While acute myeloid leukemia affects all age groups, treatment differs for pediatric patients compared with older adults. The question, though, is how to treat newly diagnosed adolescents and young adults—with the intensive childhood regimen of high-dose chemotherapy and an allogeneic transplant (when the patient receives donor stem cells after high-dose chemotherapy has killed off the cancer cells and healthy stem cells) or the more mild adult regimen of autologous transplant (when the patient is re-infused with stem cells from his or her own body that were collected before chemotherapy)?

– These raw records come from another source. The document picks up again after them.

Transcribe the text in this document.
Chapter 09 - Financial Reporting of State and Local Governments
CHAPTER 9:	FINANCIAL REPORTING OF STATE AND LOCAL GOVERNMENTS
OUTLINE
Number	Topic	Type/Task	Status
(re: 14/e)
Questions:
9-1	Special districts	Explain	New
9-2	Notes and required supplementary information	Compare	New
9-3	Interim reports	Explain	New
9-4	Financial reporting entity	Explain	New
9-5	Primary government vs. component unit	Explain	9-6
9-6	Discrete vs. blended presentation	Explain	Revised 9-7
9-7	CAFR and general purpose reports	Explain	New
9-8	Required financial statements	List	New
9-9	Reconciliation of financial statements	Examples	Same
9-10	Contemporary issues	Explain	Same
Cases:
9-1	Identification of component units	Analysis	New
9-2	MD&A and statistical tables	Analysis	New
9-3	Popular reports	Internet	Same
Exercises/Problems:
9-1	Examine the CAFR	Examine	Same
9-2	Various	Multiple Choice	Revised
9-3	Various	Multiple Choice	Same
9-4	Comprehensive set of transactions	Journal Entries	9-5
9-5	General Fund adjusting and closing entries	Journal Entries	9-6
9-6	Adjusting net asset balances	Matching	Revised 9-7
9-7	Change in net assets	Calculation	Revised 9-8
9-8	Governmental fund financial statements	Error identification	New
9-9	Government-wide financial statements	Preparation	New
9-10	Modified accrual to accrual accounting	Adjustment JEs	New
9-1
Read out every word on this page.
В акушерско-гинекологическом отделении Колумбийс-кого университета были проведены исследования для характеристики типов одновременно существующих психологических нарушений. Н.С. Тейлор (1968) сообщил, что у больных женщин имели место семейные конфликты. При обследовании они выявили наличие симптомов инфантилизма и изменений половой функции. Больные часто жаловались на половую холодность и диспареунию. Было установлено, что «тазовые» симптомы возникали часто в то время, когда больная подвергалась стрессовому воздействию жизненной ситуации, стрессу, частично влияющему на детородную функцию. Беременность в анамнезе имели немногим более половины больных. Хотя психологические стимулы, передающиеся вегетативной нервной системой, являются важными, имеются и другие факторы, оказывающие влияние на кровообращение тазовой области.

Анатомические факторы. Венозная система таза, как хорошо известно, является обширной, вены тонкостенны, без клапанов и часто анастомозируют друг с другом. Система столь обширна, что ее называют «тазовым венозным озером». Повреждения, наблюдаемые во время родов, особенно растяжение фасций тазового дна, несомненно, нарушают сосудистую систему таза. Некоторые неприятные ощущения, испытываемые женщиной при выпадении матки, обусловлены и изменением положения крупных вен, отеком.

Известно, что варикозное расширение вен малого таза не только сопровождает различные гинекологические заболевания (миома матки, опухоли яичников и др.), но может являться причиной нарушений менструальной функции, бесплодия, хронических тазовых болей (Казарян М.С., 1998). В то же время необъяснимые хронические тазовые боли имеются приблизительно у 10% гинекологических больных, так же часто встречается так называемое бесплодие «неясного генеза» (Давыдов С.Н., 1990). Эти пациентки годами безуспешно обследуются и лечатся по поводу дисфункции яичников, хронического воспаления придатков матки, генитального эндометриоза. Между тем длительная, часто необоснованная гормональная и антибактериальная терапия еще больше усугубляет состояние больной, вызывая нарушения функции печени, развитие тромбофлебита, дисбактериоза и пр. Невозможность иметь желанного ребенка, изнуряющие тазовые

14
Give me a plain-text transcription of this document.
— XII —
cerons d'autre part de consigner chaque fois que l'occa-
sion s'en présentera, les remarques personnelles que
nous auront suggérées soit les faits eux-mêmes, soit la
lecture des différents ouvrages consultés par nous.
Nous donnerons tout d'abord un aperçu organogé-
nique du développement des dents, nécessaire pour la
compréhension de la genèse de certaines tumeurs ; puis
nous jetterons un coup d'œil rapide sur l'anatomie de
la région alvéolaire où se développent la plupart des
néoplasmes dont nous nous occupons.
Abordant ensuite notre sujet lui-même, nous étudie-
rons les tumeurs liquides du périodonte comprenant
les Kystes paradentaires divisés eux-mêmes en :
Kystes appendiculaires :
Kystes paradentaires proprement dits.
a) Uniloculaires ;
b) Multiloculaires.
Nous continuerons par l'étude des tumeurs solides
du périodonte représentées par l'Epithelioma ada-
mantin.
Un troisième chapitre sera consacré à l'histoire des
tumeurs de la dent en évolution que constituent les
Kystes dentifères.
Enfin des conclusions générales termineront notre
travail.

Researchers from a multi-center trial retrospectively examined outcomes in 517 patients, ages 16 to 21 years, with AML who were treated between 1986 and 2008. Of the 13 trials examined, five were conducted by the Childhood Oncology Group (COG), which treated patients with an allogeneic transplant, whereas the remaining eight trials, conducted by two adult oncology cooperative groups, Southwest Oncology Group (SWOG) and Cancer and Leukemia Group B 3 (CALGB3), treated patients with autologous transplants.
At 10 years, there was a clear difference in overall survival favoring the COG-treated patients (45 percent versus 36 percent). While the study only examined patients with an age range of six years, researchers noticed a marked difference among the younger patients (16 to 18 years) and older patients (19 to 21 years) in the studies. It was noted that younger patients had a 43 percent 10-year survival rate compared with 32 percent for patients. The risk of relapse was also lower in the COG studies. One negative, however, was higher rate of treatment-related deaths in the COG studies compared with the CALGB3 and SWOG studies.